Akhirnya kurapikapun menyeret tubuh seorang kuroro ke UKS yang untungnya tidak terlalu jauh.
Kurapika : "Kuroro, kuroro!" mencoba menyadarkan Kuroro.
Kuroro : "Hmm,, dimana aku?"
Kurapika : wahh, kau sudah sadar! Neon tolong ambilkan air untuk diminum"
Kuroro : "Ahh! Kurapika, aku di UKS. Apa yang terjadi?"
Kurapika : "... Seperti itu kejadiannya"
Kuroro : "Ohh, mereka mengerikan! Aku sudah tidak tahan selama 1 tahun bersekolah disini dan hari hariku selalu diisi dengan hal seburuk ini. Bahkan senpai perempuan pun ikut membunuhku."
Neon : "Ini air Untuk Kuroro Lucifer"
Kuroro : "Terimakasih"
Neon : "ya, tidak perlu seperti itu Lucifer – sama"
Kuroro pun memalingkan pandangannya kepada Kurapika.
Kuroro : "Oh, ya kurapika, bagaimana hubunganmu dengan Neon?" dengan nada berbisik.
Neon : "Tidak usah berbisik, aku mendengarnya! Lucifer – Sama!"
Kuroro : "Eh!? dia hebat ya"
Kurapika : "Ehmm.. itu,"
Neon : "Kami baik baik saja, bahkan sangat baik"
Kuroro : "Hei, yang aku tanya itu kurapika tau! Bukan kau Neon!"
Neon : "Hu-uh, Dasar Lucifer – Sama memang tidak bisa dibantah"
Kuroro : "Berhenti Memanggilku seperti itu!"
Kurapika : "Sudahlah, Neon ayo kita masuk kelas!"
Neon : "ya, Kuroro.. lucifer – sama tunggulah disini"
Kuroro : "Ya, ya, tuan putri"
Neon : "Heiii!"
Kurapika : "Sudah, ayo neon!" Merangkul Neon dan pergi meninggalkan Kuroro di UKS
Kuroro : "Mereka terlihat dekat, sebenarnya apa hubungan mereka ya? Apa jangan jangan mereka... (termenung sejenak) hn, Sudahlah lagipula untuk apa memikirkan mereka? Lebih baik aku makan roti isi ini!"
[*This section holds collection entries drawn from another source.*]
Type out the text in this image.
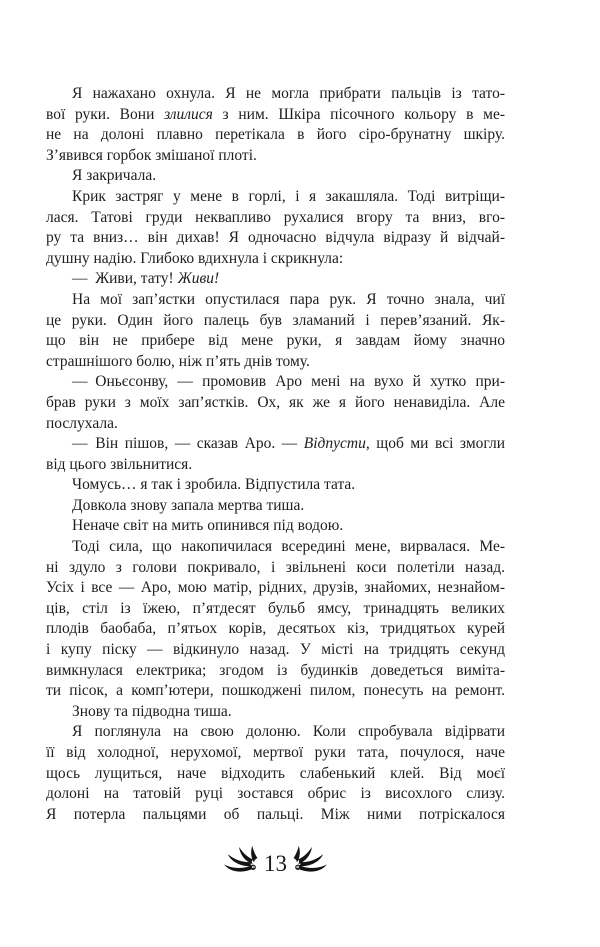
Я нажахано охнула. Я не могла прибрати пальців із тато-
вої руки. Вони злилися з ним. Шкіра пісочного кольору в ме-
не на долоні плавно перетікала в його сіро-брунатну шкіру.
З’явився горбок змішаної плоті.
Я закричала.
Крик застряг у мене в горлі, і я закашляла. Тоді витріщи-
лася. Татові груди неквапливо рухалися вгору та вниз, вго-
ру та вниз… він дихав! Я одночасно відчула відразу й відчай-
душну надію. Глибоко вдихнула і скрикнула:
— Живи, тату! Живи!
На мої зап’ястки опустилася пара рук. Я точно знала, чиї
це руки. Один його палець був зламаний і перев’язаний. Як-
що він не прибере від мене руки, я завдам йому значно
страшнішого болю, ніж п’ять днів тому.
— Оньєсонву, — промовив Аро мені на вухо й хутко при-
брав руки з моїх зап’ястків. Ох, як же я його ненавиділа. Але
послухала.
— Він пішов, — сказав Аро. — Відпусти, щоб ми всі змогли
від цього звільнитися.
Чомусь… я так і зробила. Відпустила тата.
Довкола знову запала мертва тиша.
Неначе світ на мить опинився під водою.
Тоді сила, що накопичилася всередині мене, вирвалася. Ме-
ні здуло з голови покривало, і звільнені коси полетіли назад.
Усіх і все — Аро, мою матір, рідних, друзів, знайомих, незнайом-
ців, стіл із їжею, п’ятдесят бульб ямсу, тринадцять великих
плодів баобаба, п’ятьох корів, десятьох кіз, тридцятьох курей
і купу піску — відкинуло назад. У місті на тридцять секунд
вимкнулася електрика; згодом із будинків доведеться виміта-
ти пісок, а комп’ютери, пошкоджені пилом, понесуть на ремонт.
Знову та підводна тиша.
Я поглянула на свою долоню. Коли спробувала відірвати
її від холодної, нерухомої, мертвої руки тата, почулося, наче
щось лущиться, наче відходить слабенький клей. Від моєї
долоні на татовій руці зостався обрис із висохлого слизу.
Я потерла пальцями об пальці. Між ними потріскалося
13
Kuroro pun mengambil roti isi yang sudah disiapkan Kurapika di meja UKS, Kuroro memakan roti tersebut sambil menatap kedua temannya tersebut meninggalkan Ruangan kecil berbau obat tersebut, "tunggu kenapa tidak ada Rasanya?" Kuroro bingung karena roti tersebut terasa tawar hanya seperti sepotong roti yang tidak didampingi apapun. Tiba tiba pandangan Kuroro menjadi buram "ehm.. aku pusing" Kuroro merasa bahwa seakan ruangan UKS telah berputar. "Aakh! Aku tidak tahan! Rasanya dunia berputar terlalu cepat" Kuroro pun tidak sadarkan diri atau kata lainnya adalah mati. Tidak, maksud author pingsan. *Diamuk Fans Kuroro*.
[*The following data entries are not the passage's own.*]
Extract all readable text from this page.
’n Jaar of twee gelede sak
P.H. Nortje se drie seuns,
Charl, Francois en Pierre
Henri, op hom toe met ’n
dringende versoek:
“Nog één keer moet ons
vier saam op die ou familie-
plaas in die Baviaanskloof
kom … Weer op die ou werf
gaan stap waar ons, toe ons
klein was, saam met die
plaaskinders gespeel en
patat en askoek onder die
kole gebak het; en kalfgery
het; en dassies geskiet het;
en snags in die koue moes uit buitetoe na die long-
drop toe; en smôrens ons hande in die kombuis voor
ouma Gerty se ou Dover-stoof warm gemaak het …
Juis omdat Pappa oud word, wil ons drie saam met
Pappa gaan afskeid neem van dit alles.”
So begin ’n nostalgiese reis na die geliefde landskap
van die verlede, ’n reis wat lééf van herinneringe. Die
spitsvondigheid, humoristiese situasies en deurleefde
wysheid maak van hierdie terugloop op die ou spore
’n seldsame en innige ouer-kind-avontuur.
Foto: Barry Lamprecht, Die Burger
Kurapika mengikuti pelajaran dengan sedikit rasa gelisah, entah apa yang dipikirkannya (seperti biasa hanya kurapika, Author dan Tuhan yang tau) ia yang biasanya mengikuti pelajaran dengan baik, kini berubah seketika. Bahkan saat bu Menchi bertanya padanya ia menjawab dengan jawaban yang aneh yang tidak ada hubungannya dengan pertanyaan Bu Menchi.
Bu Menchi : "Lain kali jika ada masalah ceritakan saja pada ibu. Mengerti Kurapika?"
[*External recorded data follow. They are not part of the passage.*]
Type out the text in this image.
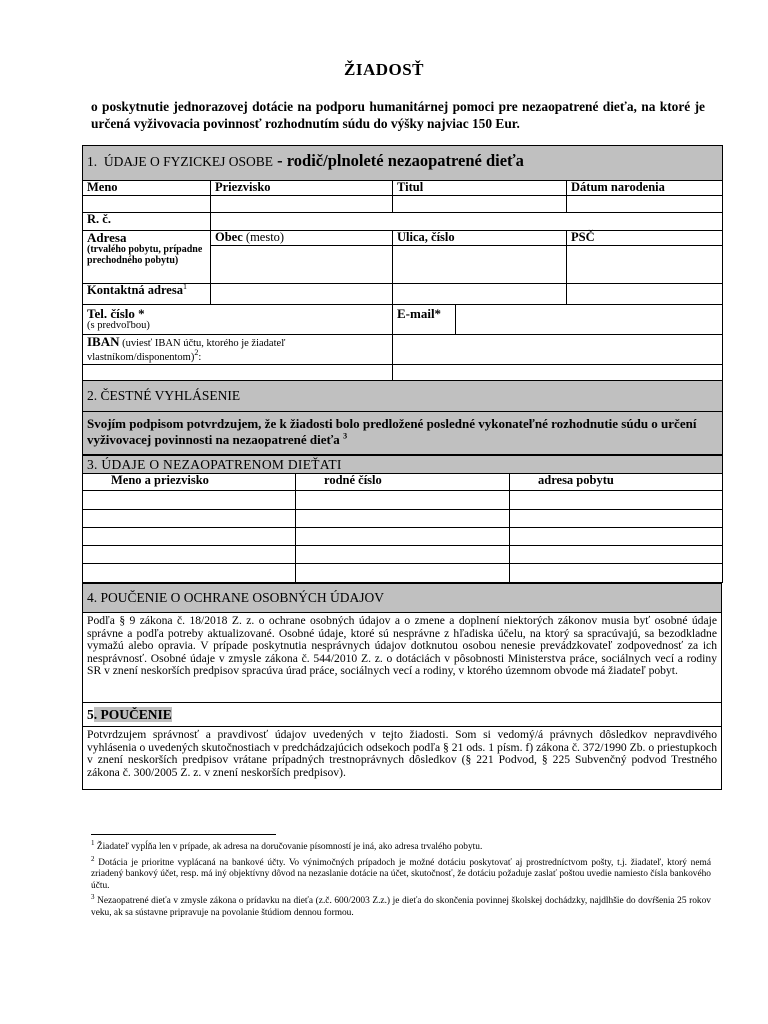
ŽIADOSŤ
o poskytnutie jednorazovej dotácie na podporu humanitárnej pomoci pre nezaopatrené dieťa, na ktoré je určená vyživovacia povinnosť rozhodnutím súdu do výšky najviac 150 Eur.
1. ÚDAJE O FYZICKEJ OSOBE - rodič/plnoleté nezaopatrené dieťa				
Meno	Priezvisko	Titul		Dátum narodenia

R. č.				

Adresa
(trvalého pobytu, prípadne prechodného pobytu)	Obec (mesto)	Ulica, číslo		PSČ

Kontaktná adresa$^1$			

Tel. číslo *
(s predvoľbou)		E-mail*		
IBAN (uviesť IBAN účtu, ktorého je žiadateľ vlastníkom/disponentom)$^2$:				

2. ČESTNÉ VYHLÁSENIE				
Svojím podpisom potvrdzujem, že k žiadosti bolo predložené posledné vykonateľné rozhodnutie súdu o určení vyživovacej povinnosti na nezaopatrené dieťa $^3$
3. ÚDAJE O NEZAOPATRENOM DIEŤATI		
Meno a priezvisko	rodné číslo	adresa pobytu

4. POUČENIE O OCHRANE OSOBNÝCH ÚDAJOV
Podľa § 9 zákona č. 18/2018 Z. z. o ochrane osobných údajov a o zmene a doplnení niektorých zákonov musia byť osobné údaje správne a podľa potreby aktualizované. Osobné údaje, ktoré sú nesprávne z hľadiska účelu, na ktorý sa spracúvajú, sa bezodkladne vymažú alebo opravia. V prípade poskytnutia nesprávnych údajov dotknutou osobou nenesie prevádzkovateľ zodpovednosť za ich nesprávnosť. Osobné údaje v zmysle zákona č. 544/2010 Z. z. o dotáciách v pôsobnosti Ministerstva práce, sociálnych vecí a rodiny SR v znení neskorších predpisov spracúva úrad práce, sociálnych vecí a rodiny, v ktorého územnom obvode má žiadateľ pobyt.
5. POUČENIE
Potvrdzujem správnosť a pravdivosť údajov uvedených v tejto žiadosti. Som si vedomý/á právnych dôsledkov nepravdivého vyhlásenia o uvedených skutočnostiach v predchádzajúcich odsekoch podľa § 21 ods. 1 písm. f) zákona č. 372/1990 Zb. o priestupkoch v znení neskorších predpisov vrátane prípadných trestnoprávnych dôsledkov (§ 221 Podvod, § 225 Subvenčný podvod Trestného zákona č. 300/2005 Z. z. v znení neskorších predpisov).

$^1$ Žiadateľ vypĺňa len v prípade, ak adresa na doručovanie písomností je iná, ako adresa trvalého pobytu.

$^2$ Dotácia je prioritne vyplácaná na bankové účty. Vo výnimočných prípadoch je možné dotáciu poskytovať aj prostredníctvom pošty, t.j. žiadateľ, ktorý nemá zriadený bankový účet, resp. má iný objektívny dôvod na nezaslanie dotácie na účet, skutočnosť, že dotáciu požaduje zaslať poštou uvedie namiesto čísla bankového účtu.

$^3$ Nezaopatrené dieťa v zmysle zákona o prídavku na dieťa (z.č. 600/2003 Z.z.) je dieťa do skončenia povinnej školskej dochádzky, najdlhšie do dovŕšenia 25 rokov veku, ak sa sústavne pripravuje na povolanie štúdiom dennou formou.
Kurapika : "Iya Bu, terimakasih"
Neon : "Ada apa denganmu Kurapika?"
Kurapika : "Ahh! Tidak ada apa apa"
Neon : "Baguslah, sebentar lagi bel istirahat berbunyi, apa kita akan menemui Kuroro lagi di UKS?" Neon berkata dengan wajah cemberut.
Kurapika : "Ya, Neon kita harus menemuinya, bagaimanapun dia adalah teman kita" Tersenyum dan mengelus kepala Neon.
THE END
Syukurlah selesai juga Chapter 4 ini, terimakasih yang udah setia membaca fic gaje inii!, gimana gak gaje authornya aja gaje bangett * Ngaku ceritanya* Bikin fic ini cuapek loh, karena itu, author minta imbalan yah! Yaitu,
Minta review para reader ya!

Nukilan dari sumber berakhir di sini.